Closed coud closed 4 years ago
Hi,
thanks for taking the time to investigate the problem and create an issue.
The problem was to wrongly use truncated division for calculating how many times the time step fits into the timestamp. This can sometimes lead to an incorrect counter value due to a rounding error. The solution is to use floored division, as required by the RFC 6238.
I published a new version 2.0.1, which will be available at Maven Central shortly.
Kind regards, Marcel
Thank you for taking time to look about this. I realized that this is not really a bug but just my misunderstanding about the algorithm. What you did is already correct since integer division is same as floor and your update does not made a change. I looked at python version of the rfc (pyotp) and it's the same formula. Now I understand what a time window or time step is. It's just my first impression is just like jwt's expiration time.
The old code behaves wrong for negative timestamp values. For a timestamp -1234567
and a time step 30000
the counter value would be -41
with integer division, but -42
with floor division. This is because integer division only behaves like floor division for a positive values. For negative values integer division round towards zero and floor division in the other direction to negative infinity.
Whereby this is probably rather a theoretical error case, which does not occur in practice...
@coud Vide your first comment, I had the exact same issue and did the exact same digging and figured the same thing, that there's an issue w/ the way counters are calculated. But, in your last comment you did concur that it was your misunderstanding. Would be great if you could explain to me how you arrived at the conclusion that the counter calculation is actually correct?
@ndawar94 If you look at python's pyotp, it has the same behavior. If you tried one of the otp generators app on mobile such as google authenticator, you'll see that the code is generated each interval and this interval timing is the same for all of the otp generators that follows the rfc.
@coud Thanks for the prompt reply. So, that means if I'm not relying on an authentication app and instead use sms/email to send the otp to the user, there's no way for me to pinpoint the exact validity of a TOTP token. E.g. if the step is defined as 30 secs and window as 2, the validity of a token might not always be exact 60 secs. It could even be less than that in some instances which can be attributed to the way counter is being calculated. Is my understanding correct?
@ndawar94 Yes that's correct.
I'm having a weird result when validating the code that has not been expired yet. Sometime it's true and sometime it's false.
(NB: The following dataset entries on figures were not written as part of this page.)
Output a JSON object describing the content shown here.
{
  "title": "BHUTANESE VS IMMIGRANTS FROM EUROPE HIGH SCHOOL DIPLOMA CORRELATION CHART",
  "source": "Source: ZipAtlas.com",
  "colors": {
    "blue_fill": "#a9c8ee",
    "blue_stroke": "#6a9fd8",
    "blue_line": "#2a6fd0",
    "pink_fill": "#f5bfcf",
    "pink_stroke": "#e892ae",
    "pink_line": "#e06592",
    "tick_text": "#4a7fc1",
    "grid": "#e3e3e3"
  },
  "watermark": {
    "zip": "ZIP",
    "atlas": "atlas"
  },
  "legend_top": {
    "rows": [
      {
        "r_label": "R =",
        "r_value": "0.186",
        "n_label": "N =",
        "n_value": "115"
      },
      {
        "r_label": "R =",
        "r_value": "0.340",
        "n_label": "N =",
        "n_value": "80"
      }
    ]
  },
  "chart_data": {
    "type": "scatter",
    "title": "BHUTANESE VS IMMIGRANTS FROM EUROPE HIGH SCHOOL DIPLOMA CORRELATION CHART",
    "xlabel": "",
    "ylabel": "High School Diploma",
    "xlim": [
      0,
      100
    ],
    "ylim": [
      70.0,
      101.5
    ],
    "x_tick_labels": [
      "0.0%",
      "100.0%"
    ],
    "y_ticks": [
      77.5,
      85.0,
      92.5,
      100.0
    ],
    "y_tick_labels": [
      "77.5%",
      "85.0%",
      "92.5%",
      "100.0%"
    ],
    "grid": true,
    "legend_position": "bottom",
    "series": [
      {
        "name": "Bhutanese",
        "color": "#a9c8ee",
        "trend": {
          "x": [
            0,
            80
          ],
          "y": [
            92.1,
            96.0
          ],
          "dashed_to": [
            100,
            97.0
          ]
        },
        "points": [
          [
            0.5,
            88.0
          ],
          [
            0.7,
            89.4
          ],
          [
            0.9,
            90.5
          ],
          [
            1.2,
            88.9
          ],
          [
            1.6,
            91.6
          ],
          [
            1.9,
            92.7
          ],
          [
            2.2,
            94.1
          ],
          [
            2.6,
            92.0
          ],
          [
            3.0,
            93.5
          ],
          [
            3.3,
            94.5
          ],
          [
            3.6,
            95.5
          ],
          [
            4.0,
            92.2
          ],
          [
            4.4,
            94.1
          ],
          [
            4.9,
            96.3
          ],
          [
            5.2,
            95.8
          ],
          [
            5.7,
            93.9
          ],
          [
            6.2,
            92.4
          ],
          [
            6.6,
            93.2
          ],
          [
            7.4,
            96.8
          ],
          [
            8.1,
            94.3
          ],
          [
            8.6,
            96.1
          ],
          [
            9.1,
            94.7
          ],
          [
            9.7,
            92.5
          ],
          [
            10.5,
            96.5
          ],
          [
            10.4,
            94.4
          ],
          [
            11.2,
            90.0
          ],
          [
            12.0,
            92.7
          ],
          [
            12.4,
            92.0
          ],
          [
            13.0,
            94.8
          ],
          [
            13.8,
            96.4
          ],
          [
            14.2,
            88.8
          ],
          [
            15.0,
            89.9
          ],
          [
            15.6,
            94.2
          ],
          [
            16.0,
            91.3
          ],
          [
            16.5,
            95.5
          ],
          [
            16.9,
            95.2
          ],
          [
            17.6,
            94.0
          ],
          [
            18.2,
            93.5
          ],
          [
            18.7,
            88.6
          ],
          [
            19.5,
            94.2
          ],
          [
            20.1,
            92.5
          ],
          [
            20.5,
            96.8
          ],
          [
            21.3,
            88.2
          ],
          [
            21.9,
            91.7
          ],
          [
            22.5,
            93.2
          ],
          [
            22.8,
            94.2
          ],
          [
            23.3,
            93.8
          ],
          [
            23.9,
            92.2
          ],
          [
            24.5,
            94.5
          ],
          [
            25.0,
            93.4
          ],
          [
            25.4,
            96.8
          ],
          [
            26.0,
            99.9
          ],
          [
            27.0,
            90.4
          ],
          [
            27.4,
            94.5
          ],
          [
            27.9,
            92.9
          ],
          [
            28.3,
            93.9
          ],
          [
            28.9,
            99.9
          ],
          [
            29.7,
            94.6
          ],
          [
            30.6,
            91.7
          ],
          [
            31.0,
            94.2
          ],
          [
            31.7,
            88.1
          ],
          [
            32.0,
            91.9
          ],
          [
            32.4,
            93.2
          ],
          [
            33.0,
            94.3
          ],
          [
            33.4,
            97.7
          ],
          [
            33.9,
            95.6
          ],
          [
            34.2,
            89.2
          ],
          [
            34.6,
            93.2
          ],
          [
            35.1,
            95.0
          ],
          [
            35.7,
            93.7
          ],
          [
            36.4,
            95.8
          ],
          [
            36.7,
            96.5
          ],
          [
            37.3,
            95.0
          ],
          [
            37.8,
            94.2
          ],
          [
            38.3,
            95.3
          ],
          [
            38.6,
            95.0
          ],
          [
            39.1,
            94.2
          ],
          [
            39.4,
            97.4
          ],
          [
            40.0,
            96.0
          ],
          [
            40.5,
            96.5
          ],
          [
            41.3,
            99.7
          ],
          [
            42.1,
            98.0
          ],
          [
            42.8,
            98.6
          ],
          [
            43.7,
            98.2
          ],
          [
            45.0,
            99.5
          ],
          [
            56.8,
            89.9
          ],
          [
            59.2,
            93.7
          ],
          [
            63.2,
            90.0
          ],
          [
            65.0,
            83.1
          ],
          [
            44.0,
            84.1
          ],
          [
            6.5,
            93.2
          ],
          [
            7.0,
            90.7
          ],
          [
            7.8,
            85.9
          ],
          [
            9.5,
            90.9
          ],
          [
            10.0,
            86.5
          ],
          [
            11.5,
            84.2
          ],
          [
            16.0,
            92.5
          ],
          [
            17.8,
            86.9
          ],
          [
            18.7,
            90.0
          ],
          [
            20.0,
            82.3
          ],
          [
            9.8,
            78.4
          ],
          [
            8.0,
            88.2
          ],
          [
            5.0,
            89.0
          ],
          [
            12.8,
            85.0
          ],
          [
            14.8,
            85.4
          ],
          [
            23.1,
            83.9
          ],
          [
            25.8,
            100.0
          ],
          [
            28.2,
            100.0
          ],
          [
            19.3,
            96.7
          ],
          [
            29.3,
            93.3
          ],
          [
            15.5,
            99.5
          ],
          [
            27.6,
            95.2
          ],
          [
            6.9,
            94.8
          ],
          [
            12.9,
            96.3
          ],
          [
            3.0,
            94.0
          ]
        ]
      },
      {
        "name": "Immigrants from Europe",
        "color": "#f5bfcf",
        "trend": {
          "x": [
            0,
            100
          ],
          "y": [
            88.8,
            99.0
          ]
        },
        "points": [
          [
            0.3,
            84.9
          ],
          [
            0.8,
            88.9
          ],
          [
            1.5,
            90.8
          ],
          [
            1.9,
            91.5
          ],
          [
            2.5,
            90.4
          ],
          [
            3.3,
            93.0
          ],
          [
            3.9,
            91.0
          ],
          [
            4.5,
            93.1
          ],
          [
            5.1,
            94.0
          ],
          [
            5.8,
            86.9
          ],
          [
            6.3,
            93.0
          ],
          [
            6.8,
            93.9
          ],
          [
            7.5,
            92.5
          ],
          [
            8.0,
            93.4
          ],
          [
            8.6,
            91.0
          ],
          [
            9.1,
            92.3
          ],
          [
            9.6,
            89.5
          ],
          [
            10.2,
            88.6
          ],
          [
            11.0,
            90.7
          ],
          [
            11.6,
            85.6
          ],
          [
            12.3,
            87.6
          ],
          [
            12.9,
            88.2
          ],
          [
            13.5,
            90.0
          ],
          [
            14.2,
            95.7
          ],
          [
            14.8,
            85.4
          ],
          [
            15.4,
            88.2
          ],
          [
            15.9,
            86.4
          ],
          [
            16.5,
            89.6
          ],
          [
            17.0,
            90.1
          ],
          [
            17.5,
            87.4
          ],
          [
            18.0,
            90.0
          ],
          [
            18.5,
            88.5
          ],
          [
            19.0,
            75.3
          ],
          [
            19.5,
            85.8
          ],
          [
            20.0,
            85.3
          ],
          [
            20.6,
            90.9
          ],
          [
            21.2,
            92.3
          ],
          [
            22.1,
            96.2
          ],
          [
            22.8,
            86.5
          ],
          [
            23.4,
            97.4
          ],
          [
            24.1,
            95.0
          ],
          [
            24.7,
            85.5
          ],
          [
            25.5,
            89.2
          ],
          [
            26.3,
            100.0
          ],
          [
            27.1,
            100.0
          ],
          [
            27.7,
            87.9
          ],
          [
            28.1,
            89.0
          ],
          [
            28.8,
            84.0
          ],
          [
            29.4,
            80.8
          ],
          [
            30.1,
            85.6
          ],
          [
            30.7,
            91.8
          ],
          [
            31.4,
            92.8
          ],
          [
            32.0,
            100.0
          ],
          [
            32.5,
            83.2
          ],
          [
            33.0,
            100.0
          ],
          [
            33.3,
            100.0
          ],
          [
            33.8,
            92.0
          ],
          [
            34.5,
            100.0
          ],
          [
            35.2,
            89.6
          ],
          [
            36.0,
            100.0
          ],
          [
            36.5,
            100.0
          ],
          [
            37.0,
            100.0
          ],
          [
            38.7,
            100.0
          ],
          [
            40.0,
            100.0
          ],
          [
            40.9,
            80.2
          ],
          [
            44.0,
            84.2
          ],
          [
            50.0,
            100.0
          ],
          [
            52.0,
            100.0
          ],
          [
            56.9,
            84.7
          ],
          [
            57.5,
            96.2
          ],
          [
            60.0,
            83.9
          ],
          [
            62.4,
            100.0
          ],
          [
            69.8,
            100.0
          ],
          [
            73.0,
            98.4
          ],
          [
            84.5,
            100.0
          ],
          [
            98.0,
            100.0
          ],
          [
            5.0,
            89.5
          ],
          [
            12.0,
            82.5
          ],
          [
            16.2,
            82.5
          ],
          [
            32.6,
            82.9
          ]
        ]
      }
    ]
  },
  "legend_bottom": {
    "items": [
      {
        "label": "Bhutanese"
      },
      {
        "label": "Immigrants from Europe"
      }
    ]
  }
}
So I dig into it and I think that there is a bug in counter calculation.
For example, a code that will be valid for 3 seconds or 3000 milliseconds:
The first timestamp that generates the code is 1593777274247 is divided into 3000 milliseconds which is 531259091 and used as counter.
Now 2005 milliseconds passed and the timestamp is 1593777276252 and then divided to 3000 milliseconds which is 531259092 and used as counter.
The result of validation will be invalid because the counters are different.
Another example, suppose we use seconds instead of milliseconds and a very small number: Validity - 7 seconds
Starting timestamp - 10 So code is valid until 17 Counter = (10 / 7 = 1)
4 seconds passed and the timestamp now is 14 Counter = (14 / 7 = 2)
The resulting counters are different but the time does not yet passed the validity period.